Nous voici au point le plus délicat de ma tâche, à la seule accusation de Sénèque, qui ne soit pas sans fondement : toutefois je l’aborderai avec la même assurance que les autres; convaincu que, s’il est impossible de contester l’existence de la vendetta et du banditisme, il sera aisé de démontrer qu’ici encore la vérité se trouve en nombreuse compagnie d’exagérations et d’erreurs.

Métastase a dit que les hommes ressemblent au pays qui les a vus naître. Sans faire de cette affirmation un axiome absolu, il est certain qu’elle a du vrai. Les gens de la plaine ne sont pas ceux de la montagne; les pays où tout abonde ont d’autres habitants que ceux où tout manque; grande est la différence entre les hommes de l’Equateur, des pôles et des zones tempérées.

La Corse est un des pays les plus accidentés, les plus saccadés, les plus tourmentés de l’Europe; tous les contrastes s’y trouvent, tous les extrêmes s’y touchent. Les habitants y participent des qualités et des défauts du climat et du sol. Ils ont l’imagination vive, le tempérament ardent, le caractère inégal, emporté, violent; mais ils sont patients, persévérants, fidèles dans l’amitié, comme dans la haine. Durs aux privations et à la souffrance, ils sont incapables de supporter la moindre injure, surtout si elle touche à l’honneur de la famille; il leur faut. une réparation éclatante, ou une vengeance terrible. Je ne les approuve, ni ne les excuse : mais quand il s’agit de juger un individu ou un peuple, il est juste, si je ne me trompe, de tenir un certain compte du climat et du tempérament, comme des préjugés et de l’éducation. Ceci d’abord.

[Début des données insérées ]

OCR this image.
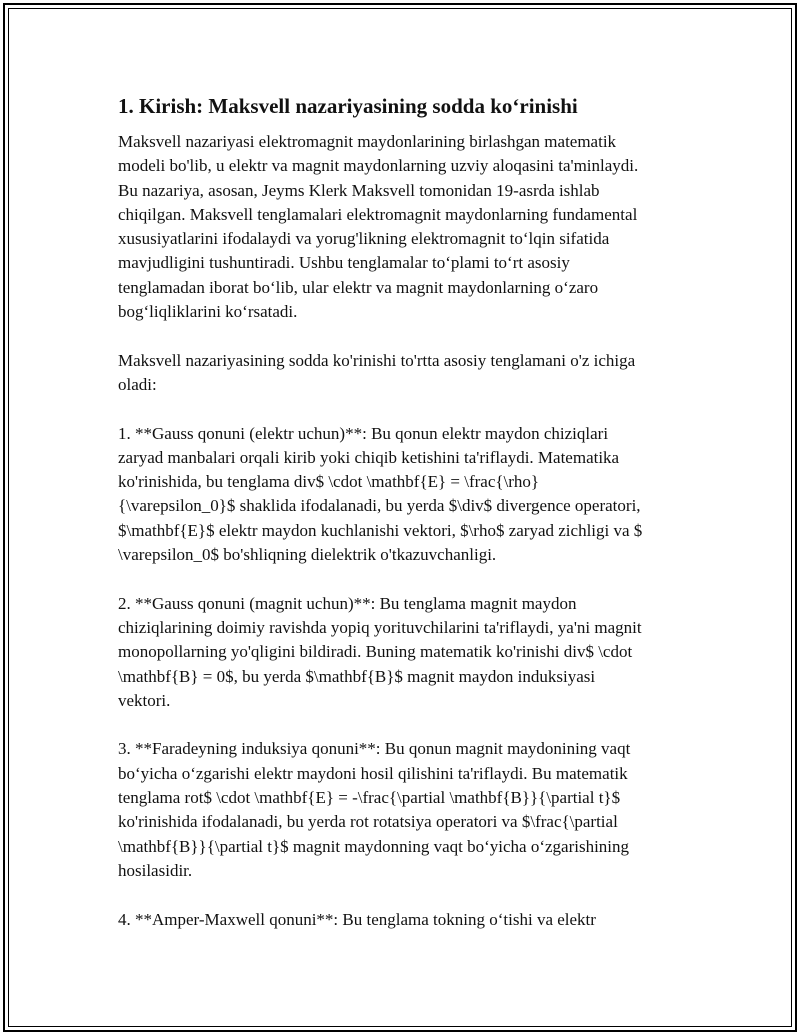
1. Kirish: Maksvell nazariyasining sodda ko‘rinishi

Maksvell nazariyasi elektromagnit maydonlarining birlashgan matematik
modeli bo'lib, u elektr va magnit maydonlarning uzviy aloqasini ta'minlaydi.
Bu nazariya, asosan, Jeyms Klerk Maksvell tomonidan 19-asrda ishlab
chiqilgan. Maksvell tenglamalari elektromagnit maydonlarning fundamental
xususiyatlarini ifodalaydi va yorug'likning elektromagnit to‘lqin sifatida
mavjudligini tushuntiradi. Ushbu tenglamalar to‘plami to‘rt asosiy
tenglamadan iborat bo‘lib, ular elektr va magnit maydonlarning o‘zaro
bog‘liqliklarini ko‘rsatadi.

Maksvell nazariyasining sodda ko'rinishi to'rtta asosiy tenglamani o'z ichiga
oladi:

1. **Gauss qonuni (elektr uchun)**: Bu qonun elektr maydon chiziqlari
zaryad manbalari orqali kirib yoki chiqib ketishini ta'riflaydi. Matematika
ko'rinishida, bu tenglama div$ \cdot \mathbf{E} = \frac{\rho}
{\varepsilon_0}$ shaklida ifodalanadi, bu yerda $\div$ divergence operatori,
$\mathbf{E}$ elektr maydon kuchlanishi vektori, $\rho$ zaryad zichligi va $
\varepsilon_0$ bo'shliqning dielektrik o'tkazuvchanligi.

2. **Gauss qonuni (magnit uchun)**: Bu tenglama magnit maydon
chiziqlarining doimiy ravishda yopiq yorituvchilarini ta'riflaydi, ya'ni magnit
monopollarning yo'qligini bildiradi. Buning matematik ko'rinishi div$ \cdot
\mathbf{B} = 0$, bu yerda $\mathbf{B}$ magnit maydon induksiyasi
vektori.

3. **Faradeyning induksiya qonuni**: Bu qonun magnit maydonining vaqt
bo‘yicha o‘zgarishi elektr maydoni hosil qilishini ta'riflaydi. Bu matematik
tenglama rot$ \cdot \mathbf{E} = -\frac{\partial \mathbf{B}}{\partial t}$
ko'rinishida ifodalanadi, bu yerda rot rotatsiya operatori va $\frac{\partial
\mathbf{B}}{\partial t}$ magnit maydonning vaqt bo‘yicha o‘zgarishining
hosilasidir.

4. **Amper-Maxwell qonuni**: Bu tenglama tokning o‘tishi va elektr
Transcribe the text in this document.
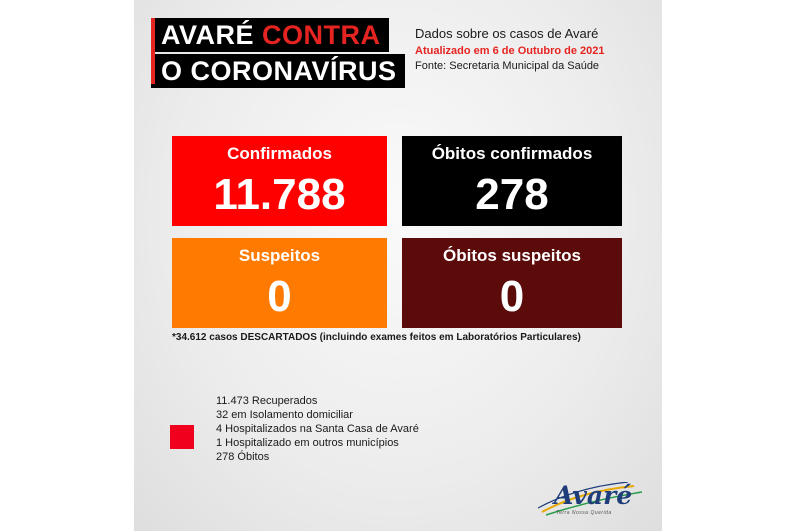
AVARÉ CONTRA
O CORONAVÍRUS
Dados sobre os casos de Avaré
Atualizado em 6 de Outubro de 2021
Fonte: Secretaria Municipal da Saúde
Confirmados
11.788
Óbitos confirmados
278
Suspeitos
0
Óbitos suspeitos
0
*34.612 casos DESCARTADOS (incluindo exames feitos em Laboratórios Particulares)
11.473 Recuperados
32 em Isolamento domiciliar
4 Hospitalizados na Santa Casa de Avaré
1 Hospitalizado em outros municípios
278 Óbitos
Avaré
Terra Nossa Querida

Dès la plus haute antiquité, forcés de défendre leur indépendance contre des envahisseurs sans cesse renaissants; et, trop peu nombreux pour livrer des batailles rangées, nos pères durent longtemps se borner à la guerre de broussailles, la seule possible au faible contre le fort; rôdant, s’embusquant, attaquant les traînards, les maraudeurs et les détachements isolés. Nous y gagnâmes l’habitude d’aller toujours armés et de frapper à l’improviste.

Au [moyen âge et jusqu’en 1830, les États barbaresques n’avaient été qu’une immense caverne de voleurs qui, non contents de troubler et d’écumer la Méditerranée, dévastaient fréquemment les îles et les côtes de l’Europe. On les redoutait tellement que tous les peuples leur payaient tribut, pour qu’ils voulussent bien ne pas inquiéter leurs vaisseaux de commerce; ce qui ne les empêchait pas de continuer à l’occasion leur métier de pirates. Heureusement, le 6 juillet 1830, Charles X mit fin à cet état de choses, par la prise d’Alger; délivra de ce honteux tribut les nations commerçantes et rendit la sécurité à nos mers; mais jusque-là, placée sur la route des Sarrasins, notre Corse recevait à tout moment leurs visites et leurs insultes; nos champs étaient ravagés, nos villages brûlés, nos femmes et nos enfants emmenés en captivité; ce qui nous obligeait à être, comme nos pères, toujours armés et prêts à frapper.

Vainqueur et héritier des Lombards, Charlemagne donna la Corse aux Papes, qui la cédèrent aux Pisans, lesquels en furent violemment dépossédés par les Génois. Au lieu de lui appliquer une administration douce et paternelle, les Génois en affermèrent l’exploitation à une bande de vautours, connue sous le nom de Compagnie ou Banque de Saint-Georges. Pressée de s’enrichir comme tous les fermiers à terme, cette Compagnie multiplia, sous toutes les formes, les impôts et les charges; et nous traita comme un citron dont on veut avoir la dernière goutte de jus.

La patience n’est pas notre vertu dominante; et, si l’injure nous offense, l’injustice nous révolte. A des vexations de chaque jour, nous répondîmes par des insurrections continuelles; et nous le fîmes avec tant de succès que, désespérant de nous réduire par la force, la république génoise s’appliqua à nous diviser pour régner; et nous arma les uns contre les autres.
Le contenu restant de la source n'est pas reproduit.